16 - Trata-se, portanto, da discussão dos efeitos financeiros da pensão por morte para
dependente cuja habilitação ocorre tardiamente, após o reconhecimento de sua união estável
com o de cujus. A matéria está regulada pelo disposto no artigo 76 da Lei 8.213/91.
17 - O benefício de pensão por morte é concedido ao primeiro dependente que formular o
requerimento do benefício, restando aos demais usufruírem de suas cotas-partes apenas a
partir da conclusão de sua habilitação posterior. A finalidade da desburocratização e a
celeridade do processamento do pedido de pensão por morte se deve ao estado de fragilidade
em que se encontram os dependentes do de cujus, em razão da perda recente do ente querido.
18 - No caso concreto, a corré Maria José se habilitou inicialmente para receber a pensão por
morte à época do passamento, ainda que a cognição exauriente ora realizada da relação de
parentesco estabelecida entre ela e o falecido, tenha concluído pela impossibilidade de
enquadrá-la como sua dependente válida, em razão da separação de fato consumada muito
antes da data do óbito e da inexistência de dependência econômica.

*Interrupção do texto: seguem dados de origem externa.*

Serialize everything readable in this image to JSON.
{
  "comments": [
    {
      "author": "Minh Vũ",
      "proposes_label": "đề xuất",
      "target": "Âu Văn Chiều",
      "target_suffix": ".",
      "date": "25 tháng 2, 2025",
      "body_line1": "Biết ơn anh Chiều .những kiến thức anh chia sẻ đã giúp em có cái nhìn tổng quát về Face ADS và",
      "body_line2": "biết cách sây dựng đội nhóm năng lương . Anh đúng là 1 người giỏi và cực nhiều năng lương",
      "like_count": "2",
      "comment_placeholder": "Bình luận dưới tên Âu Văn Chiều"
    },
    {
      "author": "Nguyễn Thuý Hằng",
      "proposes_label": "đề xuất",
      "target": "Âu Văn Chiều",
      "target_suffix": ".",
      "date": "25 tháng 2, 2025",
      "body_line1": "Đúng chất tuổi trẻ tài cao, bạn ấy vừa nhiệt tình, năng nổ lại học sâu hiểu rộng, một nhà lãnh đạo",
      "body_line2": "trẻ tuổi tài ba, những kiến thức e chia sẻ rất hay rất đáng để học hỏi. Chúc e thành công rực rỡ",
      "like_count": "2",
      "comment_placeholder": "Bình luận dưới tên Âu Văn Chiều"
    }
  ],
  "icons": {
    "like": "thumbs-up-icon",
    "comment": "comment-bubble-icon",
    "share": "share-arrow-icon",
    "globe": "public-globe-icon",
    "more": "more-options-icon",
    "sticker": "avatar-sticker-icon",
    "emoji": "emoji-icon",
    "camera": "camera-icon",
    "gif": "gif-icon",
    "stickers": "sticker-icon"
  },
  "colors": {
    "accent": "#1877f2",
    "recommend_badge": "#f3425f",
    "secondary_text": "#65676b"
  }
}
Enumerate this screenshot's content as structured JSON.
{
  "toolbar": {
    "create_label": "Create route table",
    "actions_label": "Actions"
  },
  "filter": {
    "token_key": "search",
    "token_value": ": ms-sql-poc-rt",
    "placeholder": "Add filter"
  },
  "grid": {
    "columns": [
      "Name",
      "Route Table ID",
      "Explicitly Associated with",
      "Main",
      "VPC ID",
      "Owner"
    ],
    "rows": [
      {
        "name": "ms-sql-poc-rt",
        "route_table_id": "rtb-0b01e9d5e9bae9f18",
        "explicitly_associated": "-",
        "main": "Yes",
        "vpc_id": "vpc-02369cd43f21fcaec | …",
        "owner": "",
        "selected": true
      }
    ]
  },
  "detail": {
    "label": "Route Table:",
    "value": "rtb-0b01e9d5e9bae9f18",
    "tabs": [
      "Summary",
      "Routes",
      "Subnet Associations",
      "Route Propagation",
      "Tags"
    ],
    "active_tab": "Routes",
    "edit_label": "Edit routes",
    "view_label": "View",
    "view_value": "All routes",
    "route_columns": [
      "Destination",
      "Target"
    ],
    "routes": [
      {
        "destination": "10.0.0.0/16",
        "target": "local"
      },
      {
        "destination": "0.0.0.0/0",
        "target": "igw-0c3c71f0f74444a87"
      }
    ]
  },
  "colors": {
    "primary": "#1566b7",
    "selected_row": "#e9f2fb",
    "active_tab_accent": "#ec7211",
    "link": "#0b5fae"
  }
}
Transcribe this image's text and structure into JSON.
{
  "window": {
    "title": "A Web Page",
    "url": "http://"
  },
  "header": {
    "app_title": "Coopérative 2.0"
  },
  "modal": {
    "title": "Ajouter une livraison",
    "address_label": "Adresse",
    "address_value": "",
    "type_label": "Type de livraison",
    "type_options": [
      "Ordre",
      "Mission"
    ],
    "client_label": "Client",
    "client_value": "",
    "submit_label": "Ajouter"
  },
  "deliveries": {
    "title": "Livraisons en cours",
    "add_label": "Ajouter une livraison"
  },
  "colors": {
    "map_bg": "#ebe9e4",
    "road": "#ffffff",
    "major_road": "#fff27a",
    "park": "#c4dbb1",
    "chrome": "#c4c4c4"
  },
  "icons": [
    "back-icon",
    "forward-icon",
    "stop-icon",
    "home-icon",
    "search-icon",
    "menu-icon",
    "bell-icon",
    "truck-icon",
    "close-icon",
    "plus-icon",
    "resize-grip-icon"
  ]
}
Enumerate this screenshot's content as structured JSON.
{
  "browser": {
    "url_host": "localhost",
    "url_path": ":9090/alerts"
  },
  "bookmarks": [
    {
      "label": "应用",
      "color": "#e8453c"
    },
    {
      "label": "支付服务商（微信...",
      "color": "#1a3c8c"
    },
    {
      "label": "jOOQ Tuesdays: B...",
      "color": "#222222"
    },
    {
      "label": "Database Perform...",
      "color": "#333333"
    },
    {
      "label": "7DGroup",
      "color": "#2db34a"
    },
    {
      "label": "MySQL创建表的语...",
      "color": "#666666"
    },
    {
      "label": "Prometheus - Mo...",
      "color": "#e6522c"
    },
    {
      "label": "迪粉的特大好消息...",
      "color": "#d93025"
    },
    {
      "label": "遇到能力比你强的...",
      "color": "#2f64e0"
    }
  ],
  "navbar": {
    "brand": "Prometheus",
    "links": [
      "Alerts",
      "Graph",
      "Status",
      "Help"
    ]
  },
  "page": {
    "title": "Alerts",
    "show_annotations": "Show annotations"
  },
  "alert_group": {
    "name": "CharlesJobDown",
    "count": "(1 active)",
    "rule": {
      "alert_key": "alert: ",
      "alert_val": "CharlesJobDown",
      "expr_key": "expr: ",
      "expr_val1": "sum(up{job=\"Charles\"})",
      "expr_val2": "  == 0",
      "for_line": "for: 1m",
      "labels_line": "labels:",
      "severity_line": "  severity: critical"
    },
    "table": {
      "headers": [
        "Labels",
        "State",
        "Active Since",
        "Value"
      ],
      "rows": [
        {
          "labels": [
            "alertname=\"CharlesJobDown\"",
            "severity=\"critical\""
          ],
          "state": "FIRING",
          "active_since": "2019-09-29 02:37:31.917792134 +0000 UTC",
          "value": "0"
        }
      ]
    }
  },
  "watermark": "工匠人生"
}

19 - Assim, não há como imputar ao INSS a obrigação de pagar novamente valores já
despendidos com a corré Maria José, sob pena de pagar em duplicidade o benefício,
dilapidando o orçamento da Seguridade Social, em detrimento dos interesses de toda a
coletividade. Precedentes.
20 - Apelação da corré Maria José desprovida. Remessa necessária parcialmente provida.
Sentença parcialmente reformada. Ação julgada procedente.
Acórdao
Vistos e relatados estes autos em que são partes as acima indicadas, decide a Egrégia Sétima
Turma do Tribunal Regional Federal da 3ª Região, por unanimidade, negar provimento à
apelação da corré Maria José e dar parcial provimento à remessa necessária, para afastar o
direito da autora ao recebimento das prestações atrasadas do benefício de pensão por morte,
nos termos do relatório e voto que ficam fazendo parte integrante do presente julgado.
Resumo Estruturado
VIDE EMENTA.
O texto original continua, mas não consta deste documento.